Hypothesis annotation tool — dissertation research
Mixed-methods research on social annotation as a mechanism for collaborative learning in online university courses.
Context
In 2020, the English Department at Indiana University began using Hypothesis in all online freshman reading and writing courses. I led an end-to-end generative research study with two connected lines of inquiry: what kinds of learning conversations were students actually having through annotations, and how were instructors — as the users designing those experiences — actually using the tool?
Most research and design around collaborative annotation had focused on students. Instructors were shaping how students used the software through assignment design, instructions, and facilitation choices, but their perspective as users had been largely overlooked. Going in, it wasn’t obvious that instructors were a distinct user group worth studying in their own right. The clearest thing the research did was establish that they were, and that their needs didn’t show up anywhere in student annotation data.
The work was part of my dissertation, but the research questions and methods mapped closely to product research: a clearly defined user group, generative inquiry into their workflows, and findings shared directly with the Hypothesis team.
What I did
I structured the research around four focus group sessions over four months. Instructors shared their screens and walked through how they were using Hypothesis — closer to contextual inquiry than a traditional academic interview. The format was deliberate: focus groups felt familiar to instructors as a professional development setting, and conversations between participants surfaced nuances that one-on-one interviews might not.
Across the study I collected and analyzed 1,500+ student annotations from 50+ course documents, conducted 7 sessions with 6 instructors, gathered 25 survey responses, and coded over 7 hours of focus group data using thematic and content analysis.
With that volume of data, synthesis was the hard part, and the study’s slower academic pace gave me room to do it properly rather than settling on the first themes that felt right.
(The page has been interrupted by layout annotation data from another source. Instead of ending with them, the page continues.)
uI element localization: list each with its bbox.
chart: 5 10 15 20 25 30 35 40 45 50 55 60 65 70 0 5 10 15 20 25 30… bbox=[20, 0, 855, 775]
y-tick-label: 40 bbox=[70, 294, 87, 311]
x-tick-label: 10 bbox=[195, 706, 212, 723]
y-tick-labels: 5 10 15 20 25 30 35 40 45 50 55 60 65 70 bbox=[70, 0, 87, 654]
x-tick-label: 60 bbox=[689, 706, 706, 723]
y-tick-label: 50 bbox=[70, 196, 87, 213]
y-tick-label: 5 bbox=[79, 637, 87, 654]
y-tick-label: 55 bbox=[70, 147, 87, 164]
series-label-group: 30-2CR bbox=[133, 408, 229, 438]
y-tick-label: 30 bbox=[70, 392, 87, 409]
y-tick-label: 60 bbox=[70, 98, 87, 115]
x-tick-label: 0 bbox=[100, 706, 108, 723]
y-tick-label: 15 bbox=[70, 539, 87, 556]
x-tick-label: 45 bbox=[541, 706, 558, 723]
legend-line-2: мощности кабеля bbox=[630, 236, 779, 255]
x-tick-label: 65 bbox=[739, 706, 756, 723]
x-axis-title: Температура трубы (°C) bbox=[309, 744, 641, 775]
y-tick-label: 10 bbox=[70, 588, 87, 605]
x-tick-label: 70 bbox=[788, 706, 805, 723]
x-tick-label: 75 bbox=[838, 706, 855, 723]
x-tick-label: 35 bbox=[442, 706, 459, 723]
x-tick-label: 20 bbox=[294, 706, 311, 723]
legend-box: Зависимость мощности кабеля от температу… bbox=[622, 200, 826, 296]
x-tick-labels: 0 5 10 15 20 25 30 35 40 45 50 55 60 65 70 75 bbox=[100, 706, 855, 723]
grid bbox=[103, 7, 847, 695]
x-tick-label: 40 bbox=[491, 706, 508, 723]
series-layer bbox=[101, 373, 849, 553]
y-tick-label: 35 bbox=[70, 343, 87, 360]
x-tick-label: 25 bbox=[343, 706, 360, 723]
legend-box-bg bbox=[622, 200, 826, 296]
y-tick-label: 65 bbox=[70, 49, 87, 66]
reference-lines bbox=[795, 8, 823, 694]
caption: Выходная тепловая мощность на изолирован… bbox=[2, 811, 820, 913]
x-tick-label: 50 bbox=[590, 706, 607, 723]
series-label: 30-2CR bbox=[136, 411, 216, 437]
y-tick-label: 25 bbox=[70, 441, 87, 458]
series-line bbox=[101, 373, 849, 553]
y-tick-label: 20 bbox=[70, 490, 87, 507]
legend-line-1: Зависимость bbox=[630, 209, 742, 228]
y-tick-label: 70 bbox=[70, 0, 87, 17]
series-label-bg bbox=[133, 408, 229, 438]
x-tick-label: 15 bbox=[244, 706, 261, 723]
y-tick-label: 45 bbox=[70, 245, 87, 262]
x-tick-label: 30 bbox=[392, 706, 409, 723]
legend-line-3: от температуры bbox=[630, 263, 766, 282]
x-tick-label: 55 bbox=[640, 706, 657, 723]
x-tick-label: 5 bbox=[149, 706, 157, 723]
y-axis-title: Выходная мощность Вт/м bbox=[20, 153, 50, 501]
I worked iteratively: draft an initial reading of what the data was saying, take it to colleagues to pressure-test, revise, and often go back for another round. I also brought preliminary findings back to the focus group participants themselves (member checking), which led to minor but real revisions where my interpretation didn’t quite match their intent. The part that took the most iteration was the instructor themes: getting past what instructors said they did with the tool to an accurate account of the job they were actually trying to get done.
I shared early findings at iAnnotate, a conference hosted by Hypothesis, and shared my findings with Hypothesis showing some of the specific pain points instructors reported. The research generated three articles on social annotation and strategies for instructors implementing it in online courses.
Outcome
The research surfaced two categories of findings:
Product improvement feedback — instructors wanted a clearer way to see when students had submitted annotations, and the ability to create smaller student groups. Both became product changes: Hypothesis later added Canvas group support and improved annotation submission visibility.
Implementation insights — instructors used annotations in notably different ways. Some used them to prep for class discussions, spotting misconceptions before students came in. Others used them as pre-reading accountability. Some valued threaded conversation; others valued deep engagement with specific passages. Understanding that variety helped the university calibrate instructor onboarding after the study.
Reflection
The methods here — focus groups structured like contextual inquiry, direct stakeholder briefings, findings translated into product recommendations — are the same ones I use in industry research. What the dissertation context added was the pace: slower by institutional necessity, which forced me to develop patience with long-horizon data and to make claims I could genuinely defend rather than conclusions that felt right early.
Most research on collaborative annotation was studying what students did with it — their behavior, their learning. But instructors had a different relationship with the tool entirely: they were making deliberate choices about how to deploy it, and they had specific jobs they were trying to accomplish (e.g., Jobs to Be Done) that didn’t show up in student annotation data at all. Understanding their goals was a different research question.
I find that pattern almost everywhere now. There’s usually a layer of users whose job is to make the product work for someone else — instructors, managers, admins — and studying the downstream user’s behavior doesn’t tell you much about what those people actually need. The Hypothesis study was where I first had to ask that question directly.